Wo bleibt das „Verkaufen“ beim „Social Selling“ im B2B?

Ist im „Social Selling“ eigentlich drin, was draufsteht, also Verkaufen? Zumindest für den B2B Bereich sollte die Euphorie um das Thema differenziert gesehen werden.

Mit Social Selling streben Unternehmen Verkäufe unter Nutzung Sozialer Netzwerke an. Während das im B2C Geschäft leicht nachzuvollziehen ist und teilweise auch direkt durch Umsatz und Absatz messbar ist, erweist sich der Nachweis im B2B Geschäft als schwierig. Trotzdem erfreut sich das Thema auch im Verkauf an Unternehmenskunden großer Beliebtheit, manch einer spricht gar von der größten Innovation im Verkauf seit der Erfindung des Telefons. Ich sehe das kritisch und differenzierter.

Zunächst steht außer Frage, dass Soziale Netzwerke den B2B Verkauf bereichern. Vor allem auf LinkedIn, aber auch auf anderen Plattformen trifft man professionelle Entscheider, die beruflich, teils sogar privat präsent sind. Sie können analysiert werden, mit Informationen versorgt und kontaktiert werden. Beziehungen können aufgebaut und gepflegt werden. Das früher eher anonyme B2B-Marketing wird sehr passgenau und persönlich.

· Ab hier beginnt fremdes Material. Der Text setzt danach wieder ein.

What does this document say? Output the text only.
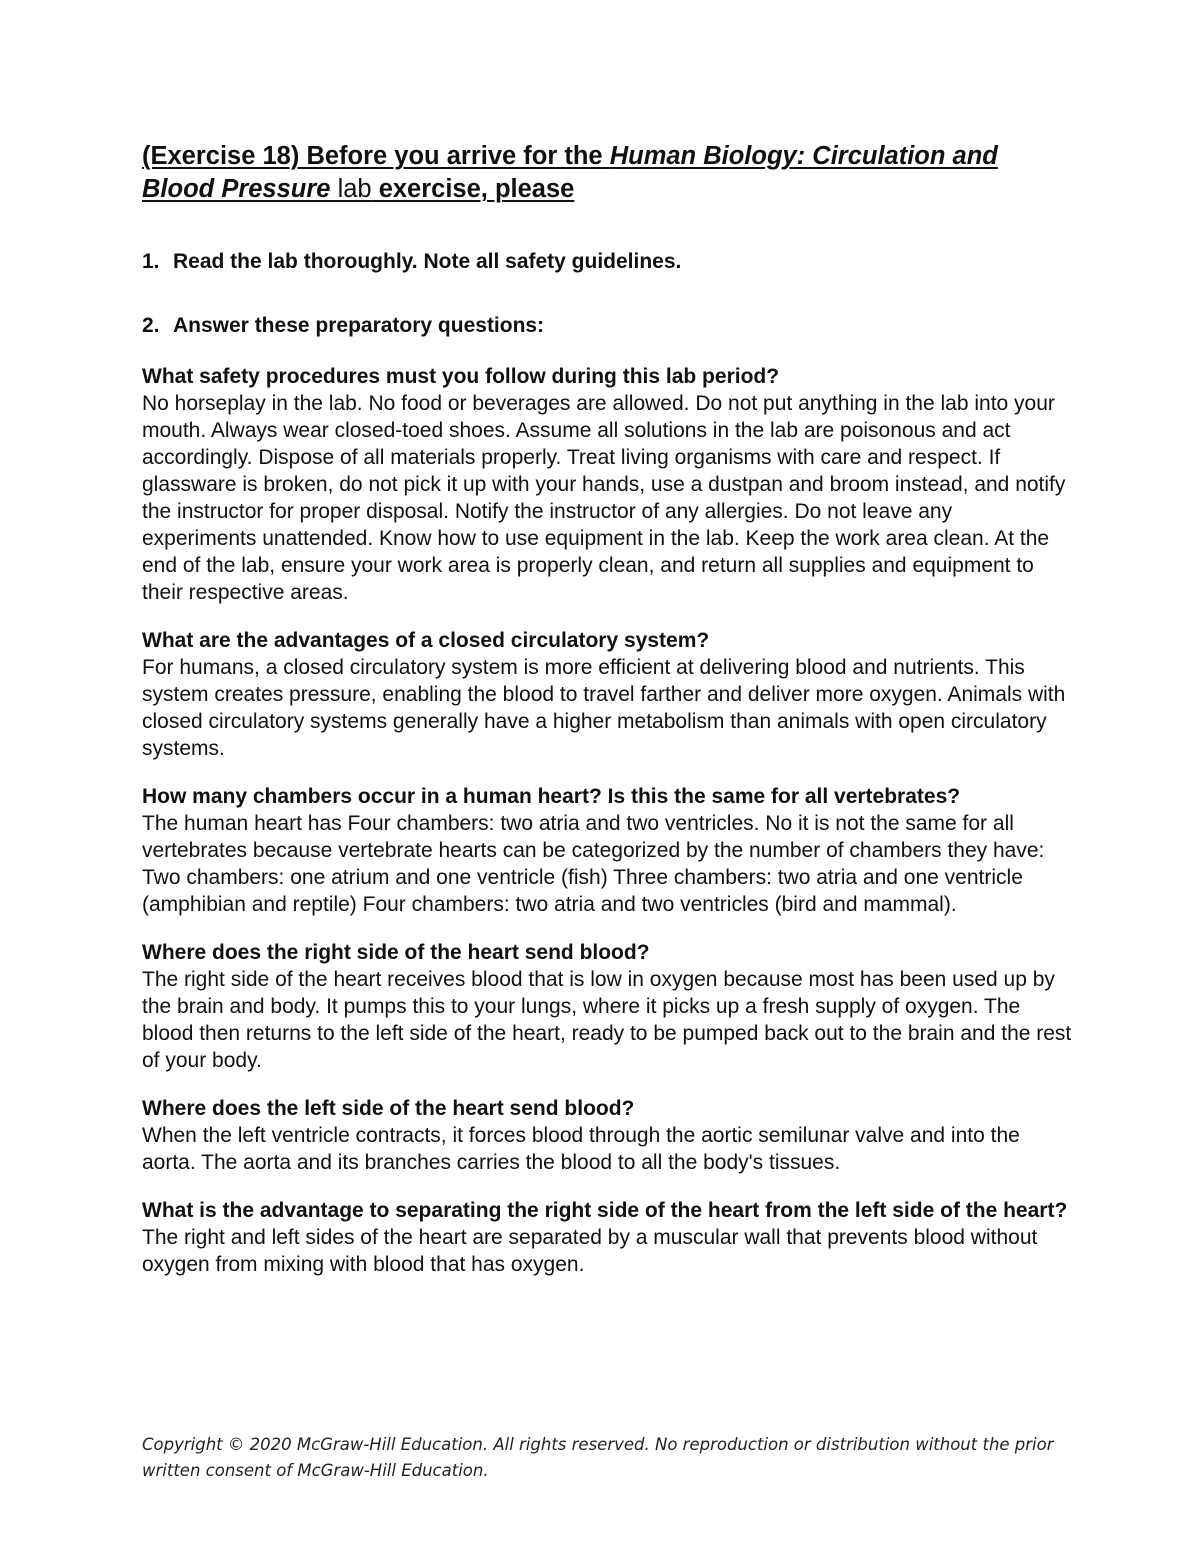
(Exercise 18) Before you arrive for the Human Biology: Circulation and Blood Pressure lab exercise, please
1. Read the lab thoroughly. Note all safety guidelines.
2. Answer these preparatory questions:

What safety procedures must you follow during this lab period?

No horseplay in the lab. No food or beverages are allowed. Do not put anything in the lab into your mouth. Always wear closed-toed shoes. Assume all solutions in the lab are poisonous and act accordingly. Dispose of all materials properly. Treat living organisms with care and respect. If glassware is broken, do not pick it up with your hands, use a dustpan and broom instead, and notify the instructor for proper disposal. Notify the instructor of any allergies. Do not leave any experiments unattended. Know how to use equipment in the lab. Keep the work area clean. At the end of the lab, ensure your work area is properly clean, and return all supplies and equipment to their respective areas.

What are the advantages of a closed circulatory system?

For humans, a closed circulatory system is more efficient at delivering blood and nutrients. This system creates pressure, enabling the blood to travel farther and deliver more oxygen. Animals with closed circulatory systems generally have a higher metabolism than animals with open circulatory systems.

How many chambers occur in a human heart? Is this the same for all vertebrates?

The human heart has Four chambers: two atria and two ventricles. No it is not the same for all vertebrates because vertebrate hearts can be categorized by the number of chambers they have: Two chambers: one atrium and one ventricle (fish) Three chambers: two atria and one ventricle (amphibian and reptile) Four chambers: two atria and two ventricles (bird and mammal).

Where does the right side of the heart send blood?

The right side of the heart receives blood that is low in oxygen because most has been used up by the brain and body. It pumps this to your lungs, where it picks up a fresh supply of oxygen. The blood then returns to the left side of the heart, ready to be pumped back out to the brain and the rest of your body.

Where does the left side of the heart send blood?

When the left ventricle contracts, it forces blood through the aortic semilunar valve and into the aorta. The aorta and its branches carries the blood to all the body's tissues.

What is the advantage to separating the right side of the heart from the left side of the heart?

The right and left sides of the heart are separated by a muscular wall that prevents blood without oxygen from mixing with blood that has oxygen.

Copyright © 2020 McGraw-Hill Education. All rights reserved. No reproduction or distribution without the prior written consent of McGraw-Hill Education.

Ein Riesenvorteil für den Verkaufsprozess für die Generierung von Leads, die Pflege von Kontaktdaten, Contentmarketing, Branding und natürlich auch die Begleitung von konkreten Geschäften.

Ich empfehle heute jeder und jedem im B2B Vertrieb, ein professionelles Profil, mindestens auf LinkedIn, zu pflegen, sich mit allen Geschäftskontakten zu verbinden und diese Möglichkeiten für die Beobachtung der relevanten Themen und Menschen zu nutzen, d.h. „Social Listening“ zu betreiben. Ich nenne das die Pflicht. Die Kür besteht darin, sich selbst durch kluges Posten und Reagieren auf andere Posts zu engagieren. Das ist noch relativ einfach, wenn man sich auf ein professionelles Social Media Marketing des eigenen Unternehmens verlassen kann und den Inhalt daraus beziehen, weiterleiten und ggfs. mit eigenen Statements multiplizieren kann. Es wird anspruchsvoller, wenn man sich selbst redaktionell mit eigenem Content engagieren möchte oder gar das Ziel hat, eine Personal Brand zu werden und damit einen Beitrag zu der eigentlichen Aufgabe, dem Verkaufen, zu leisten. Zweifellos hilft es einer guten Vertriebsperson, wenn mögliche Kunden sie und ihre Kompetenz über soziale Netze bereits kennen. Und sicher wird es auch Kunden geben, die sich direkt an solche Menschen wenden. Ich werde daher keine Vertriebspersönlichkeit davon abhalten, selbst zum Mikro-Influencer und Experten für die Themen zu werden, in denen man verkaufen möchte. Schon gar nicht, wenn dies mit großer Leidenschaft und nicht als „von oben verordnet“ geschieht. Dennoch empfehle ich, kritisch zu reflektieren, welche der eigenen Aktivitäten den größten Hebel auf den Verkauf haben. Gute Social Media Aktivitäten, dazu gehört nicht nur das Posten, sondern auch das Interagieren, kosten Zeit und damit die kostbarste Ressource guter Salesleute. Hier muss jeder selbst entscheiden, wo sie eingesetzt wird. Social Selling wird dem Begriff in den allermeisten B2B Situationen aber nicht gerecht, denn es wird nicht aktiv verkauft, sondern Verkaufsprozesse werden begleitet idealerweise gestärkt. Daneben gibt es vieles zu tun, dass den Abschluss eher fördert. Social Selling Aktivitäten sollten davon nicht ablenken.